I’ve scratched my head and the only answer I can come up with is race. Those men are white. Reverend Wright preaches a brand of religion that is a black liberation theology. This is a tradition that has long existed. True- Wright’s comments were out of line and bombastic, but so were Hagee’s Robertson’s and Falwell’s. Graham’s anti-Semitic sentiments were are all the more odious because they were not public comments or meant ever to be heard by the public.  Wright was speaking in a style that was already alien and therefore easier to ellicit outrage.

So Elitist-gate can be translated into the stark terms of a black man getting to big for his britches. And Wright-gate can capitalize on the most segregated hour in the country 11 AM on Sunday.

Race is a constant in our society. I certainly am not naïve enough to believe that an Obama presidency would magically erase the profound impact of race in American life, but I have believed that an Obama presidency would go a long way towards healing the rift.

I have consciously questioned how race affects my thinking and emotions. Do I get a little more cautious if I see a young black man walking in my direction on a sidewalk at night? - sadly I admit I do. When I meet someone what is the first thing I see- it is the color of their skin. My automatic response as an American is to view the world and society through the lens of race.
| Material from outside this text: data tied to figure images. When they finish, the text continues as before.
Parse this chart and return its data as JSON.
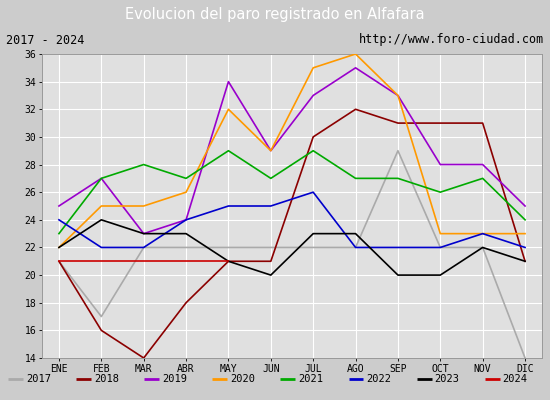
{
  "title": "Evolucion del paro registrado en Alfafara",
  "subtitle_left": "2017 - 2024",
  "subtitle_right": "http://www.foro-ciudad.com",
  "months": [
    "ENE",
    "FEB",
    "MAR",
    "ABR",
    "MAY",
    "JUN",
    "JUL",
    "AGO",
    "SEP",
    "OCT",
    "NOV",
    "DIC"
  ],
  "ylim": [
    14,
    36
  ],
  "yticks": [
    14,
    16,
    18,
    20,
    22,
    24,
    26,
    28,
    30,
    32,
    34,
    36
  ],
  "series_order": [
    "2017",
    "2018",
    "2019",
    "2020",
    "2021",
    "2022",
    "2023",
    "2024"
  ],
  "series_data": {
    "2017": [
      21,
      17,
      22,
      22,
      22,
      22,
      22,
      22,
      29,
      22,
      22,
      14
    ],
    "2018": [
      21,
      16,
      14,
      18,
      21,
      21,
      30,
      32,
      31,
      31,
      31,
      21
    ],
    "2019": [
      25,
      27,
      23,
      24,
      34,
      29,
      33,
      35,
      33,
      28,
      28,
      25
    ],
    "2020": [
      22,
      25,
      25,
      26,
      32,
      29,
      35,
      36,
      33,
      23,
      23,
      23
    ],
    "2021": [
      23,
      27,
      28,
      27,
      29,
      27,
      29,
      27,
      27,
      26,
      27,
      24
    ],
    "2022": [
      24,
      22,
      22,
      24,
      25,
      25,
      26,
      22,
      22,
      22,
      23,
      22
    ],
    "2023": [
      22,
      24,
      23,
      23,
      21,
      20,
      23,
      23,
      20,
      20,
      22,
      21
    ],
    "2024": [
      21,
      21,
      21,
      21,
      21,
      null,
      null,
      null,
      null,
      null,
      null,
      null
    ]
  },
  "colors": {
    "2017": "#aaaaaa",
    "2018": "#8b0000",
    "2019": "#9900cc",
    "2020": "#ff9900",
    "2021": "#00aa00",
    "2022": "#0000cc",
    "2023": "#000000",
    "2024": "#cc0000"
  },
  "header_bg": "#3366cc",
  "header_text_color": "#ffffff",
  "subheader_bg": "#ffffff",
  "subheader_border_color": "#3366cc",
  "plot_bg": "#e0e0e0",
  "grid_color": "#ffffff",
  "legend_bg": "#f0f0f0",
  "legend_border_color": "#3366cc",
  "fig_bg": "#cccccc"
}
I have to consciously hold back that automatic response because I know that this view is inherently unfair and wrong- but ingrained into the American psyche.

I have a dear group of friends- mostly women who are conservative Reaganites and I love these women dearly- but I fear that many of them have been swayed by wedge issues- such as immigration and most of them have been convinced to vote these issues as opposed to their economic interest.

Among this group of friends the anti-immigrant sentiment is palpable and I hate to admit it; but the prejudice inherent in the sentiment is obvious. Often times the email strings among my dear friends, which start off about some information (often misinformation) about immigration, devolve into ugly comments about phone trees that offer Spanish, about “English only” and only believing anti-immigrant propoganda even when faced with evidence to the contrary.  I’m sure that if you put a Latino who is a citizen and a white person who is here on an expired visa next to one another and ask my friends to identify the person in the US “illegally”, these well meaning friends would identify the Latino as the “illegal” every time.

What is most concerning about my friends’ views is that they are prejudiced without the consciousness of being prejudiced. It’s about illegal immigration, not about race or ethnicity and there is no admission that the underlying sentiment is prejudiced. Actually my friends would be offended if I told them that their comments are, in my estimation, prejudiced. Americans see life through a racial lens- the key towards racial and ethinic equality is for all Americans to admit this world view is part of our history and we need to acknowledge it before we are able to change it.

“Bitter-gate” and “Wright-gate” have given the American people exactly what they need- a reason not to vote for the black candidate without the guilt of acknowledging that race entered into their choice. Both of the scenarios that have evolved around Obama’s candidacy have racism at their core and they allow folks to feel comfortable in their racism.  It’s all neat and tidy.

Years ago the term “The Bradley Effect” was coined by researchers who study polling data after a black candidate, the former Mayor of Los Angeles Tom Bradley, lost his bid to be California’s governor but the polling showed him ahead. In essence the Bradley effect is the skewing of polling data because people do not want to admit their vote against an African American. While racism prevails throughout our society, the worst name you can call someone is a racist (I guess there are a few that still proudly display their racism unapologetically).

The recent news coverage of the Wright episode and Senator Obama’s “elitist” remarks has given Americans cover and we can blithely go on our racist way without admitting our racist tendencies without having to look carefully at the issues or ourselves.  I still have hope that we have become a more enlightened electorate, but I am increasingly wondering if I that hope is naïve.